Adam · Answer 5 · Thu Jun 29 2023 01:42:24 GMT+0800 (China Standard Time)

Working on this now. Was wondering if you think we should add train args so that it can be called in such a way that a wandb agent trains from a sweep (by adding a wandb_sweep_id and max_num_runs arg), or if this should be a separate script that we maintain in the library (something like train_wandb_agent.py).

While I'm not sure I have enough context to get this yet, I think I am fine just including docs and a sample script for doing wandb stuff. It's hard for me to imagine doing this effectively using yoyodyne-train alone, I guess? I assume you did your sweeping using custom Python, right?

Yeah I just have a train_wandb_agent.py script that calls the functions in train.py. So do we need a directory at the top-level of our repository called examples or similar? Or do you think its better to have train_wandb_agent.py live alongside train.py?

Let's just suppress the warning in __init__.py then, and add a TODO to investigate this at the PTL level later.

Sounds good!

Kyle Gorman · Answer 6 · Thu Jun 29 2023 01:48:39 GMT+0800 (China Standard Time)

Working on this now. Was wondering if you think we should add train args so that it can be called in such a way that a wandb agent trains from a sweep (by adding a wandb_sweep_id and max_num_runs arg), or if this should be a separate script that we maintain in the library (something like train_wandb_agent.py).

While I'm not sure I have enough context to get this yet, I think I am fine just including docs and a sample script for doing wandb stuff. It's hard for me to imagine doing this effectively using yoyodyne-train alone, I guess? I assume you did your sweeping using custom Python, right?

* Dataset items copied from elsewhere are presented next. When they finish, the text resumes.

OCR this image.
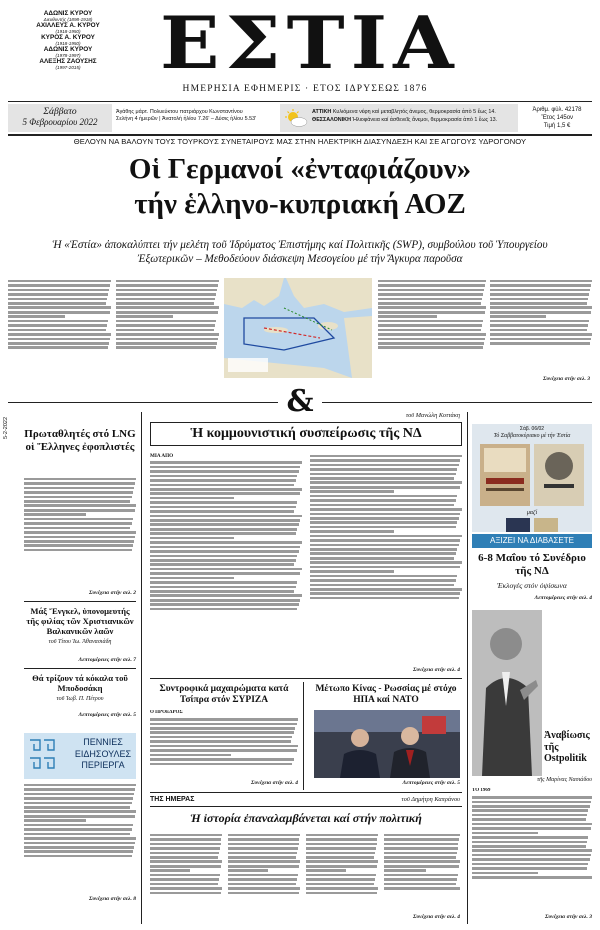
ΑΔΩΝΙΣ ΚΥΡΟΥ
Διευθυντής (1898-1918)
ΑΧΙΛΛΕΥΣ Α. ΚΥΡΟΥ
(1918-1950)
ΚΥΡΟΣ Α. ΚΥΡΟΥ
(1918-1950)
ΑΔΩΝΙΣ ΚΥΡΟΥ
(1978-1997)
ΑΛΕΞΗΣ ΖΑΟΥΣΗΣ
(1997-2015)	ΕΣΤΙΑ
ΗΜΕΡΗΣΙΑ ΕΦΗΜΕΡΙΣ · ΕΤΟΣ ΙΔΡΥΣΕΩΣ 1876
Σάββατο
5 Φεβρουαρίου 2022
Ἁγάθης μάρτ. Πολυεύκτου πατριάρχου Κωνσταντίνου
Σελήνη 4 ἡμερῶν | Ἀνατολή ἡλίου 7.26' – Δύσις ἡλίου 5.53'
ΑΤΤΙΚΗ Κυλιόμενα νέφη καί μεταβλητός άνεμος, θερμοκρασία ἀπὸ 5 ἕως 14.
ΘΕΣΣΑΛΟΝΙΚΗ Ἡλιοφάνεια καί ἀσθενεῖς ἄνεμοι, θερμοκρασία ἀπὸ 1 ἕως 13.
Ἀριθμ. φύλ. 42178
Ἔτος 145ον
Τιμή 1,5 €
ΘΕΛΟΥΝ ΝΑ ΒΑΛΟΥΝ ΤΟΥΣ ΤΟΥΡΚΟΥΣ ΣΥΝΕΤΑΙΡΟΥΣ ΜΑΣ ΣΤΗΝ ΗΛΕΚΤΡΙΚΗ ΔΙΑΣΥΝΔΕΣΗ ΚΑΙ ΣΕ ΑΓΩΓΟΥΣ ΥΔΡΟΓΟΝΟΥ
Οἱ Γερμανοί «ἐνταφιάζουν»
τήν ἑλληνο-κυπριακή ΑΟΖ
Ἡ «Ἑστία» ἀποκαλύπτει τήν μελέτη τοῦ Ἰδρύματος Ἐπιστήμης καί Πολιτικῆς (SWP), συμβούλου τοῦ Ὑπουργείου Ἐξωτερικῶν – Μεθοδεύουν διάσκεψη Μεσογείου μέ τήν Ἄγκυρα παροῦσα
Συνέχεια στήν σελ. 3
&
5-2-2022 Πρωταθλητές στό LNG οἱ Ἕλληνες ἐφοπλιστές
Συνέχεια στήν σελ. 2
Μάξ Ἔνγκελ, ὑπονομευτής τῆς φιλίας τῶν Χριστιανικῶν Βαλκανικῶν λαῶν
τοῦ Τίτου Ἰω. Ἀθανασιάδη
Λεπτομέρειες στήν σελ. 7
Θά τρίζουν τά κόκαλα τοῦ Μποδοσάκη
τοῦ Ἰωβ. Π. Πέτρου
Λεπτομέρειες στήν σελ. 5
ΠΕΝΝΙΕΣ ΕΙΔΗΣΟΥΛΕΣ ΠΕΡΙΕΡΓΑ
Συνέχεια στήν σελ. 8
τοῦ Μανώλη Κοττάκη
Ἡ κομμουνιστική συσπείρωσις τῆς ΝΔ
ΜΙΑ ΑΠΟ
Συνέχεια στήν σελ. 4
Συντροφικά μαχαιρώματα κατά Τσίπρα στόν ΣΥΡΙΖΑ
Ο ΠΡΟΕΔΡΟΣ
Συνέχεια στήν σελ. 4
Μέτωπο Κίνας - Ρωσσίας μέ στόχο ΗΠΑ καί ΝΑΤΟ
Λεπτομέρειες στήν σελ. 5
ΤΗΣ ΗΜΕΡΑΣ	τοῦ Δημήτρη Καπράνου
Ἡ ἱστορία ἐπαναλαμβάνεται καί στήν πολιτική
Συνέχεια στήν σελ. 4
Σάβ. 06/02
Τό Σαββατοκύριακο μέ τήν Ἑστία
μαζί
ΑΞΙΖΕΙ ΝΑ ΔΙΑΒΑΣΕΤΕ
6-8 Μαΐου τό Συνέδριο τῆς ΝΔ
Ἐκλογές στόν ὀψίσωνα
Λεπτομέρειες στήν σελ. 4
Ἀναβίωσις τῆς Ostpolitik
τῆς Μαρίνας Νασιάδου
ΤΟ 1969
Συνέχεια στήν σελ. 3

Yeah I just have a train_wandb_agent.py script that calls the functions in train.py. So do we need a directory at the top-level of our repository called examples or similar? Or do you think its better to have train_wandb_agent.py live alongside train.py?

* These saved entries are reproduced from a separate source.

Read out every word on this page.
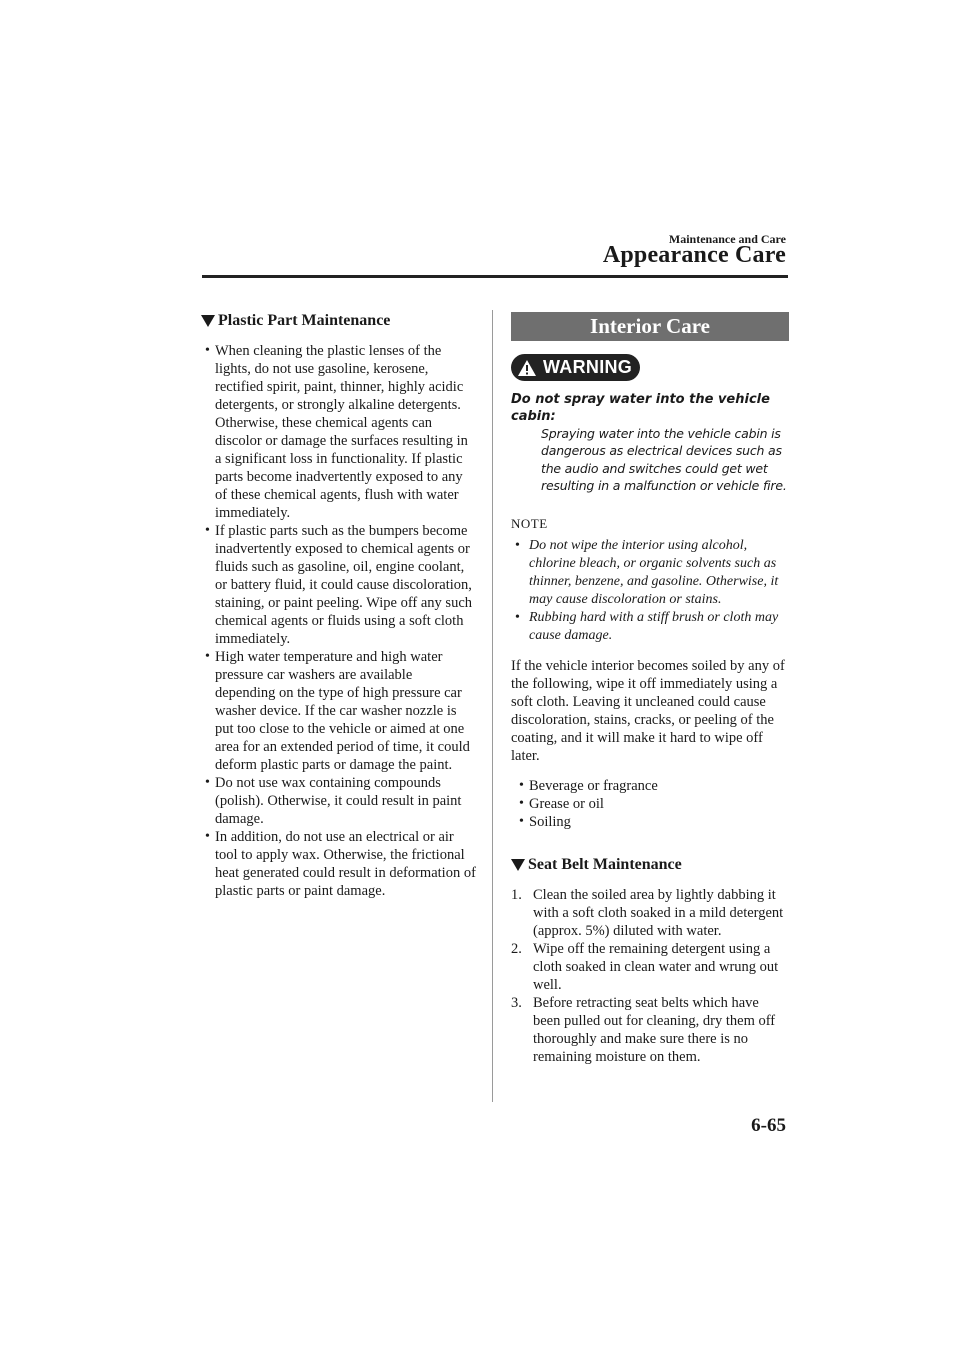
Maintenance and Care
Appearance Care
Plastic Part Maintenance
• When cleaning the plastic lenses of the lights, do not use gasoline, kerosene, rectified spirit, paint, thinner, highly acidic detergents, or strongly alkaline detergents. Otherwise, these chemical agents can discolor or damage the surfaces resulting in a significant loss in functionality. If plastic parts become inadvertently exposed to any of these chemical agents, flush with water immediately.
• If plastic parts such as the bumpers become inadvertently exposed to chemical agents or fluids such as gasoline, oil, engine coolant, or battery fluid, it could cause discoloration, staining, or paint peeling. Wipe off any such chemical agents or fluids using a soft cloth immediately.
• High water temperature and high water pressure car washers are available depending on the type of high pressure car washer device. If the car washer nozzle is put too close to the vehicle or aimed at one area for an extended period of time, it could deform plastic parts or damage the paint.
• Do not use wax containing compounds (polish). Otherwise, it could result in paint damage.
• In addition, do not use an electrical or air tool to apply wax. Otherwise, the frictional heat generated could result in deformation of plastic parts or paint damage.
Interior Care
WARNING
Do not spray water into the vehicle cabin:
Spraying water into the vehicle cabin is dangerous as electrical devices such as the audio and switches could get wet resulting in a malfunction or vehicle fire.
NOTE
• Do not wipe the interior using alcohol, chlorine bleach, or organic solvents such as thinner, benzene, and gasoline. Otherwise, it may cause discoloration or stains.
• Rubbing hard with a stiff brush or cloth may cause damage.
If the vehicle interior becomes soiled by any of the following, wipe it off immediately using a soft cloth. Leaving it uncleaned could cause discoloration, stains, cracks, or peeling of the coating, and it will make it hard to wipe off later.
• Beverage or fragrance
• Grease or oil
• Soiling
Seat Belt Maintenance
1. Clean the soiled area by lightly dabbing it with a soft cloth soaked in a mild detergent (approx. 5%) diluted with water.
2. Wipe off the remaining detergent using a cloth soaked in clean water and wrung out well.
3. Before retracting seat belts which have been pulled out for cleaning, dry them off thoroughly and make sure there is no remaining moisture on them.
6-65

Yes that's what I'd suggest. I'd have one for running the sweep and, optionally, one for grabbing the results from W&B.

I don't know if we need to modify the project file to register the existence of that directory, but prevent it from being installed as part of the package...something to look out for: browse the verbose installation info and you should see what happens there.

Adam · Answer 7 · Fri Jun 30 2023 00:53:46 GMT+0800 (China Standard Time)

@kylebgorman Should we leave this open until we've played with the examples and are sure the scripts are sufficient, and documentation is good enough?

Kyle Gorman · Answer 8 · Fri Jun 30 2023 00:56:26 GMT+0800 (China Standard Time)

Okay, sure. I'd like to take it for a spin first.

Adam · Answer 9 · Fri Jun 30 2023 00:56:50 GMT+0800 (China Standard Time)

Sorry, I just meant this issue -- not the PR!

Kyle Gorman · Answer 10 · Fri Jun 30 2023 01:02:01 GMT+0800 (China Standard Time)

Sorry, I just meant this issue -- not the PR!

Got it, yea I was confused at first.